Why Mudeater began passing as a white man, and when, is bound to remain a mystery: his memoir does not mention his Indigenous ancestry at all. Government officials, in any case, were not interested in the elaborate quilt of his identity – they wanted to know where he was from. In Canada, he started telling census-takers he was an English Presbyterian, and then Irish.

He preserved his tribal membership for years after his rechristening, though, and eventually went to live among his people in Oklahoma for a decade, leaving his Canadian wife behind. Mr. Pihach concludes, of Armstrong's shifting self-identification, that he "represented himself variously and according to the community in which he was living at the time."

This was more than the usual frontier myth-making, the kind that saw men with checkered pasts reinvent themselves with tall tales in the wide open West. For Indigenous people of Armstrong's time, keeping secrets or maintaining evasions about the nature of their identity was a familiar experience.

"At the time, there would have been a lot of Indians, not necessarily just Wyandots, but all the tribes had a lot of difficulty surviving and retaining their identities," Mr. Divine said. "There was a lot of persecution, there was a lot of trouble you could get into simply for being Indian. It was very, very, very common up until the 1960s and even 1970s, for people to deny their heritage and simply live as whites. So if Irvin did that, he would have been one of many."

"It's such a painful history," the Cherokee scholar Eva Marie Garroutte, author of the 2003 study, Real Indians: Identity and the Survival of Native America, said in an interview earlier this year. "And it's not like it's history, either."

A strange question

Of all the people who were deceived about Robert Armstrong's real identity, his family members do not appear to have been among them. He married a fellow Prince Albert resident named Adeline Burke in 1888, a woman reputed by family lore to have Inuit blood. Although he was going by Armstrong at the time, and his background "wouldn't have been widely known" in Canada, his wife "probably knew" about his past, Mr. Pihach believes.
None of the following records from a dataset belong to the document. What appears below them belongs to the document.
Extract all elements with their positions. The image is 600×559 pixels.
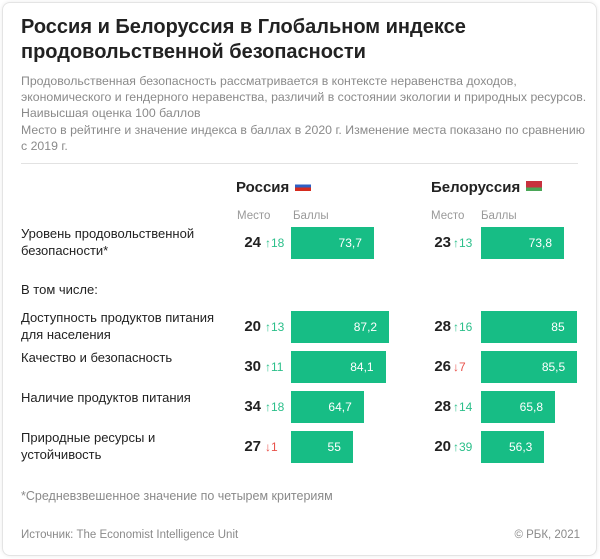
rank-change-up: ↑14 <box>453 400 473 414</box>
score-bar: 55 <box>291 431 353 463</box>
rank-change-down: ↓1 <box>265 440 278 454</box>
rank-value: 24 <box>244 234 261 251</box>
description: Продовольственная безопасность рассматри… <box>21 74 587 120</box>
row-label: Уровень продовольственной безопасности* <box>21 226 195 258</box>
col-rank-russia: Место <box>237 210 271 222</box>
country-russia: Россия <box>236 179 312 196</box>
col-score-russia: Баллы <box>293 210 329 222</box>
row-label: Наличие продуктов питания <box>21 390 191 405</box>
row-label: Качество и безопасность <box>21 350 173 365</box>
rank-value: 23 <box>434 234 451 251</box>
footnote: *Средневзвешенное значение по четырем кр… <box>21 489 333 503</box>
source: Источник: The Economist Intelligence Uni… <box>21 529 239 541</box>
row-label: Природные ресурсы и устойчивость <box>21 430 156 462</box>
rank-value: 34 <box>244 398 261 415</box>
belarus-flag-icon <box>526 181 543 191</box>
page-title: Россия и Белоруссия в Глобальном индексе… <box>21 16 466 63</box>
subheading: В том числе: <box>21 282 98 297</box>
score-bar: 64,7 <box>291 391 364 423</box>
score-bar: 85 <box>481 311 577 343</box>
rank-change-up: ↑11 <box>265 360 284 374</box>
copyright: © РБК, 2021 <box>514 529 580 541</box>
rank-value: 28 <box>434 398 451 415</box>
score-bar: 87,2 <box>291 311 390 343</box>
rank-value: 30 <box>244 358 261 375</box>
score-bar: 85,5 <box>481 351 578 383</box>
score-bar: 84,1 <box>291 351 386 383</box>
rank-change-up: ↑18 <box>265 400 285 414</box>
rank-change-up: ↑13 <box>453 236 473 250</box>
rank-change-up: ↑16 <box>453 320 473 334</box>
method-note: Место в рейтинге и значение индекса в ба… <box>21 123 585 153</box>
rank-value: 27 <box>244 438 261 455</box>
score-bar: 73,7 <box>291 227 374 259</box>
rank-change-down: ↓7 <box>453 360 466 374</box>
row-label: Доступность продуктов питания для населе… <box>21 310 215 342</box>
country-belarus: Белоруссия <box>431 179 543 196</box>
rank-value: 20 <box>244 318 261 335</box>
rank-change-up: ↑18 <box>265 236 285 250</box>
rank-value: 26 <box>434 358 451 375</box>
score-bar: 65,8 <box>481 391 556 423</box>
divider <box>21 163 578 164</box>
col-rank-belarus: Место <box>431 210 465 222</box>
rank-change-up: ↑13 <box>265 320 285 334</box>
rank-value: 28 <box>434 318 451 335</box>
col-score-belarus: Баллы <box>481 210 517 222</box>
score-bar: 56,3 <box>481 431 545 463</box>
russia-flag-icon <box>295 181 312 191</box>
rank-change-up: ↑39 <box>453 440 473 454</box>
rank-value: 20 <box>434 438 451 455</box>
score-bar: 73,8 <box>481 227 565 259</box>
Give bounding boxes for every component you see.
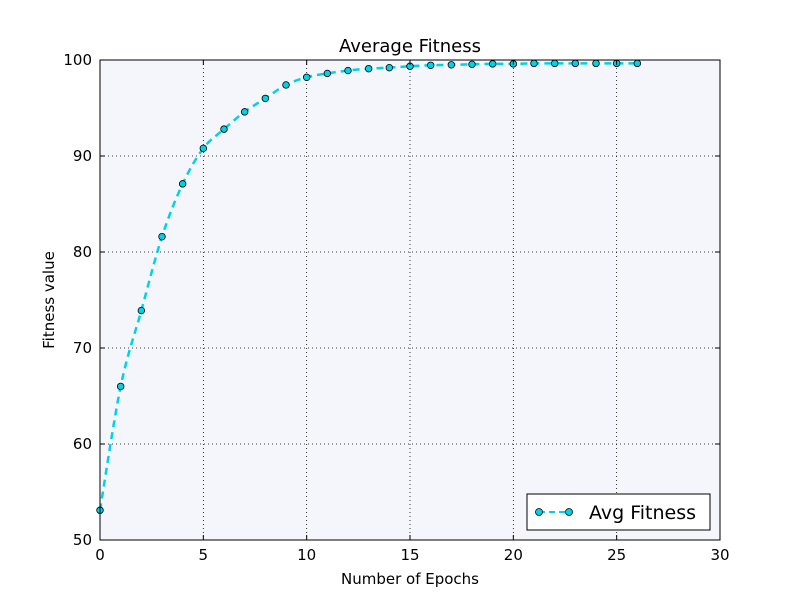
y-tick-label: 50 (73, 531, 92, 549)
x-tick-label: 30 (710, 546, 729, 564)
data-point (323, 69, 332, 78)
data-point (116, 382, 125, 391)
y-tick-label: 60 (73, 435, 92, 453)
data-point (158, 232, 166, 241)
data-point (571, 59, 580, 68)
data-point (261, 94, 270, 103)
data-point (344, 66, 352, 75)
data-point (550, 59, 559, 68)
data-point (282, 81, 290, 89)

An understanding of their Indigenous ancestry certainly trickled down to his descendants. Mr. Pihach spoke to four of Robert Armstrong's grandchildren or great-grandchildren and while "their daily consciousness is not Indigenous," he said, "there is no concealment of their Indigenous roots."

Mr. Wheeler, who described himself as "part Indian," evidently sensed the tension between this heritage and his great-grandfather's role in arresting Riel, who many Indigenous Canadians consider a hero.

"He probably didn't think that they were going to hang him," Mr. Wheeler said, almost apologetically.

Louis Riel addressing the jury during his trial for treason.

But Riel did hang, for treason, in November, 1885 – and Armstrong showed little remorse. When the execution made the benign circumstances of his arrest reflect badly on prime minister John A. Macdonald, who had called for the charge of treason, Armstrong signed a letter published in The Prince Albert Times falsely claiming that Riel was preparing to flee when he was taken into custody.

Armstrong cherished the spoils of his role in ending the rebellion. After the arrest, he looted a horse that had belonged to Riel. Later in life, a silver medal bearing Queen Victoria's image that he received for his service in the rebellion was one of his prized possessions, Mr. Pihach reports. In 1925, the Calgary Stampede made Armstrong a guest of honour.

But even the rollicking, amoral frontiersman seemed, in old age, to experience some sense of disquiet at having helped lead Riel to his controversial fate. During Armstrong's retirement in Calgary, when he lived with one of his daughters, a Riel biographer asked him whether he would have arrested the Métis leader had he known what was going to happen.

Armstrong replied that he was following orders. Mr. Pihach has also reproduced the rest of his reply: "'That is a funny question to ask me. … I was sorry for Riel. If I had had my way, there would have been no hanging of such a man. But that is a strange question to be asked."